Professional and popular views of chronic fatigue syndromeBMJ 1994; 308 doi: http://dx.doi.org/10.1136/bmj.308.6931.776 (Published 19 March 1994) Cite this as: BMJ 1994;308:776
- G MacLean,
- S Wessely
- Academic Department of Psychological Medicine, King's College School of Medicine and Dentistry, Denmark Hill, London SE5 9RS
- Correspondence to: Dr Wessely
Objective : To study the coverage of the chronic fatigue syndrome in the popular and professional press.
Design : Search of all original research papers on the chronic fatigue syndrome published in British journals from 1980 onwards and of professional trade papers, national newspapers, and women's magazines.
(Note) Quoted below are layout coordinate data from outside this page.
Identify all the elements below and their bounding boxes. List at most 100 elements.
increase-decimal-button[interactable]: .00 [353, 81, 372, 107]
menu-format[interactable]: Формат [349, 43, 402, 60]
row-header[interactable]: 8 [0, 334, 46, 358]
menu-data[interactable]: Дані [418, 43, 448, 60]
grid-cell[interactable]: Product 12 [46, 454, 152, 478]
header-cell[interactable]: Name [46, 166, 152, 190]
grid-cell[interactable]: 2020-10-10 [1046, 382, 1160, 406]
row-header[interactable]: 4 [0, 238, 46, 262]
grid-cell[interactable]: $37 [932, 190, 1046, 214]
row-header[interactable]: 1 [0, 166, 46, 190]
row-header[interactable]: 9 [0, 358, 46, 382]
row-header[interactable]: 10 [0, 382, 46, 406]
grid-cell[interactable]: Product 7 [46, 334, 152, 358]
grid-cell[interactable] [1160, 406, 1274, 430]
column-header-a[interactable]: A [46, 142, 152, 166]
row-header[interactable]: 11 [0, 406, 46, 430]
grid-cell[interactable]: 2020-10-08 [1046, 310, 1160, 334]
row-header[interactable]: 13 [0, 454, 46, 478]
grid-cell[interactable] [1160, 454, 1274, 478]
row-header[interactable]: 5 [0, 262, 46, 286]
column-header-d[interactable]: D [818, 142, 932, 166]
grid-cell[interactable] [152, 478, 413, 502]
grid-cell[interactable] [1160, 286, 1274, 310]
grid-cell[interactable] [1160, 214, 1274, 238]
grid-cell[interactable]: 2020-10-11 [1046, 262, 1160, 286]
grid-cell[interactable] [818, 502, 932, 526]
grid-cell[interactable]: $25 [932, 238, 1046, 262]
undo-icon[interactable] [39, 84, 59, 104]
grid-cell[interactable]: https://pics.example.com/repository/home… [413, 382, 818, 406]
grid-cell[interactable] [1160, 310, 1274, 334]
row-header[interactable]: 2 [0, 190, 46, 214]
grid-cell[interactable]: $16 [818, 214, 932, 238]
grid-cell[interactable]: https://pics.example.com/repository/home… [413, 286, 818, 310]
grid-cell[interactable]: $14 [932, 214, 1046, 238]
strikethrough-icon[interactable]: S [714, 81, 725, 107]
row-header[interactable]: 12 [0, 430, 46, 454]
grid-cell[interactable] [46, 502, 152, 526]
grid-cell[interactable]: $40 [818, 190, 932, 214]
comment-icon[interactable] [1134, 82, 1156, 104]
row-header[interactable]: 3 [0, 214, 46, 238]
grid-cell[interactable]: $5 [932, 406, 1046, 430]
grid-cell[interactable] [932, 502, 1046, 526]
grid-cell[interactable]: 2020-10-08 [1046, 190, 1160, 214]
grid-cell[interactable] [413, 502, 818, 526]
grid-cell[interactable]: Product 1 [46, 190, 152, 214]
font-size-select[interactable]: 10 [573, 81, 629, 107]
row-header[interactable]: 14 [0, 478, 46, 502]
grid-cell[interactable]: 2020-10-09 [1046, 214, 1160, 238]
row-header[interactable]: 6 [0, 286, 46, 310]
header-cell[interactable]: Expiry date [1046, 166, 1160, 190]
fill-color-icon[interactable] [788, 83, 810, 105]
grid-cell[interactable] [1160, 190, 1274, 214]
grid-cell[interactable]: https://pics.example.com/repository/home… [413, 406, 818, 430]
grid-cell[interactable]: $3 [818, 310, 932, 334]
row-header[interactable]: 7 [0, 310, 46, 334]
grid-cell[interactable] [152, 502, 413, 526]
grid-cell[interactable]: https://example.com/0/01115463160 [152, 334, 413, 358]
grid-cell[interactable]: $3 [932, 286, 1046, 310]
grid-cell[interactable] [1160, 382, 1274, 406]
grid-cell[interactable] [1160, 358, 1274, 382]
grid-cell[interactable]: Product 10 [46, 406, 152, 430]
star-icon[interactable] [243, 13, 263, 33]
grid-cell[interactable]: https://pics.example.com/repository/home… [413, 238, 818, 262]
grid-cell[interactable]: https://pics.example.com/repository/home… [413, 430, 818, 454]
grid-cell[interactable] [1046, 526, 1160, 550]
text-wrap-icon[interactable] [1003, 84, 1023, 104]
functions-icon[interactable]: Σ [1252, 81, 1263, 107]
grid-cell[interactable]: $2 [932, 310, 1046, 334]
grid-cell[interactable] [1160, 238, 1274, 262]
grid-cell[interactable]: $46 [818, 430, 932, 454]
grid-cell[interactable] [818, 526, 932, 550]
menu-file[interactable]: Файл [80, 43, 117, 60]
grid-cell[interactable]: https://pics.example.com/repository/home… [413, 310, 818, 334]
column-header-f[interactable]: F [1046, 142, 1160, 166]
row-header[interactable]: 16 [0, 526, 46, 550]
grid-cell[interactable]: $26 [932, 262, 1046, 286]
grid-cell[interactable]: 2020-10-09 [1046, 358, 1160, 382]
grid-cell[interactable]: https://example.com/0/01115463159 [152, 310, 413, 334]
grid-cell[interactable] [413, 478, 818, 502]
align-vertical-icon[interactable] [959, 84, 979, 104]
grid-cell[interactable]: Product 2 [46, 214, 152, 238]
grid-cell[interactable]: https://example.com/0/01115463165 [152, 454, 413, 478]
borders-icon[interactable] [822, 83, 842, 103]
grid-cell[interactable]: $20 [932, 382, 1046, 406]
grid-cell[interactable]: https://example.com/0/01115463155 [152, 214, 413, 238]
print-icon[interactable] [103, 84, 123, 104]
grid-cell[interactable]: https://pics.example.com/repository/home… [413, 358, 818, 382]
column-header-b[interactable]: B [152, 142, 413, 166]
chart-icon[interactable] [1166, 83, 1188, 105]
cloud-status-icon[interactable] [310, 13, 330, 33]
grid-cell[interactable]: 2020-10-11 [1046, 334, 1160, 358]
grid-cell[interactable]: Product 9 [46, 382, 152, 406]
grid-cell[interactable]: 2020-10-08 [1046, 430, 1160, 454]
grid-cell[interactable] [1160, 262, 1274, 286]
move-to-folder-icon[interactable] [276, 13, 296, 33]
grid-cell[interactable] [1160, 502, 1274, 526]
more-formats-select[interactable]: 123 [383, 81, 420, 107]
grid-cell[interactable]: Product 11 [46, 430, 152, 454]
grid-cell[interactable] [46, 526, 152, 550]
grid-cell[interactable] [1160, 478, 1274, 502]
Interviews with six medical journalists.
Setting : British scientific, medical, and popular press.
Results : 37 (49%) articles in research journals did not favour organic causes and 23 (31%) favoured organic causes. By contrast 31 (55%) articles in the medical trade press and 118 (69%) in national newspapers and women's magazines favoured organic causes.
Conclusions : Press coverage of chronic fatigue syndrome has amplified and distorted divisions in the research community concerning the chronic fatigue syndrome. Articles in the press concentrate on a simple medical model of illness reinforcing the stigma of psychological illness and dissatisfaction with traditional medical authority.